The leading-edge two-story, stand-alone building took 11 months to construct from breaking ground in 2018 to opening in 2019 and was built by Centron Real Estate Developments & Construction and designed by NORR Architects.
“Centron and NORR have been wonderful partners to work with, says O’Grady.” They allowed for a great deal of collaboration with our team, to ensure our expertise and input was valued and included in the design and development of the space. We were heavily involved in every aspect of the building and were regularly consulted along each step of the project. Not only did they complete the project ahead of time, they continue to provide many generous donations to Hull Services and have made significant financial contributions to support the children and families we serve.”

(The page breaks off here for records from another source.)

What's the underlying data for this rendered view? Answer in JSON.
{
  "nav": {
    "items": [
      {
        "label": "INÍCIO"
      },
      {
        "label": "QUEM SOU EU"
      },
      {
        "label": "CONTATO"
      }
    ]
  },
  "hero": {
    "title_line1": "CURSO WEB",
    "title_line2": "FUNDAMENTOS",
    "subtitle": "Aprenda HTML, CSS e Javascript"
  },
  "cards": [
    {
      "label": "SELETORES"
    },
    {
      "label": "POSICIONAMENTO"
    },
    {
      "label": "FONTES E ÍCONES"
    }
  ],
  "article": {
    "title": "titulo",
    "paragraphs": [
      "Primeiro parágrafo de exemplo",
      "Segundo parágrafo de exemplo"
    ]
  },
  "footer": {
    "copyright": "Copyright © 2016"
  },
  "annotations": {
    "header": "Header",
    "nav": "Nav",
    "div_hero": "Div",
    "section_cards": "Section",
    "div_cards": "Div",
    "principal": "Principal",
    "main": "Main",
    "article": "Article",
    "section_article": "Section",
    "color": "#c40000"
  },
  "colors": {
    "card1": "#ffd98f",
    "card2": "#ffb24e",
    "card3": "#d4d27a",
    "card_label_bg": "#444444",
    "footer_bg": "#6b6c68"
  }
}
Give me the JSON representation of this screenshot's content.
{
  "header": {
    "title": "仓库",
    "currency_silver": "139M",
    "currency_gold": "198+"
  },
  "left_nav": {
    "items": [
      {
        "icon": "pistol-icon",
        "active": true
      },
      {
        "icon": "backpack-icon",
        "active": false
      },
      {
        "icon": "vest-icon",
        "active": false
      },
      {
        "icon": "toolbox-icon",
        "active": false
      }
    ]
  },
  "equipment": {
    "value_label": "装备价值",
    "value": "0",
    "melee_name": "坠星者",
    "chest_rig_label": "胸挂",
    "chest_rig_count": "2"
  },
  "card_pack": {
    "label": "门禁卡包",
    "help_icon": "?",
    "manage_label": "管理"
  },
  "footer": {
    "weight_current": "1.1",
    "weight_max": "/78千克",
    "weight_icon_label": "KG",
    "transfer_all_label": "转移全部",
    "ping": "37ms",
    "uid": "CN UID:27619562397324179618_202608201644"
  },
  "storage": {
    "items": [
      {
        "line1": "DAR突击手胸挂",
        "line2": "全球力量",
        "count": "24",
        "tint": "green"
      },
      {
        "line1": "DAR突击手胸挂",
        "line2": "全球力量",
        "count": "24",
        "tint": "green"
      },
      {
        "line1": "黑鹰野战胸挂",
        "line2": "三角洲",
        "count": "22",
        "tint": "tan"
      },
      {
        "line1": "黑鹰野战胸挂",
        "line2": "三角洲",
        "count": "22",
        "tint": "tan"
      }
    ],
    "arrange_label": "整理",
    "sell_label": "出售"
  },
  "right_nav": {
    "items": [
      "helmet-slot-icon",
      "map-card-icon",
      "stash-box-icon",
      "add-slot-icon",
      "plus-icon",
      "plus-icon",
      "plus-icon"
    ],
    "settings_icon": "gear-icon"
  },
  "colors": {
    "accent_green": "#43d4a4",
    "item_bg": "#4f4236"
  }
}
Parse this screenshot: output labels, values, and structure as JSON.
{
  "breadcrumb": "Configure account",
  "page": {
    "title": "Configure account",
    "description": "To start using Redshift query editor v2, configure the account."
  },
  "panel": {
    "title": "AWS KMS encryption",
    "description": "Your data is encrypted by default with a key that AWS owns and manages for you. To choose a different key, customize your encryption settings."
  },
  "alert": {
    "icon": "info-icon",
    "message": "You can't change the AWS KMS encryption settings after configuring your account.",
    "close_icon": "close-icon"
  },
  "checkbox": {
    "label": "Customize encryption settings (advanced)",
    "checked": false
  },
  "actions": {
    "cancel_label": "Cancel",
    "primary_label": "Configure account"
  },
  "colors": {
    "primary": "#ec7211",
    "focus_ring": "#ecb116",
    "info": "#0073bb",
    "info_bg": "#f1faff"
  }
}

The project cost $4.6 million which was initiated with a lead transformational gift by Calgary philanthropist and Hull Services volunteer, Leslie Bissett. “As grateful as Hull is for the new building, Hull is equally grateful for Leslie’s investment of time in our children and at our program”, says Pat Foran, Assistant Program Director for the Preadolescent Treatment Program. “Leslie is highly invested in the success of the children that receive treatment in PTP and commits a significant amount of her time supporting the kids and families through her volunteer work. It was her fondness for the children and her belief in the work that PTP is doing that led to her vision of a new building.”
The building’s name, Mike’s House, was chosen by Leslie as a symbolic gesture in recognition of a child with whom she has a special relationship. Leslie sought help for this family through her connection with Hull and her growing understanding of the NMT being implemented. This trauma informed approach is revolutionizing the way we understand children with trauma and mental health issues.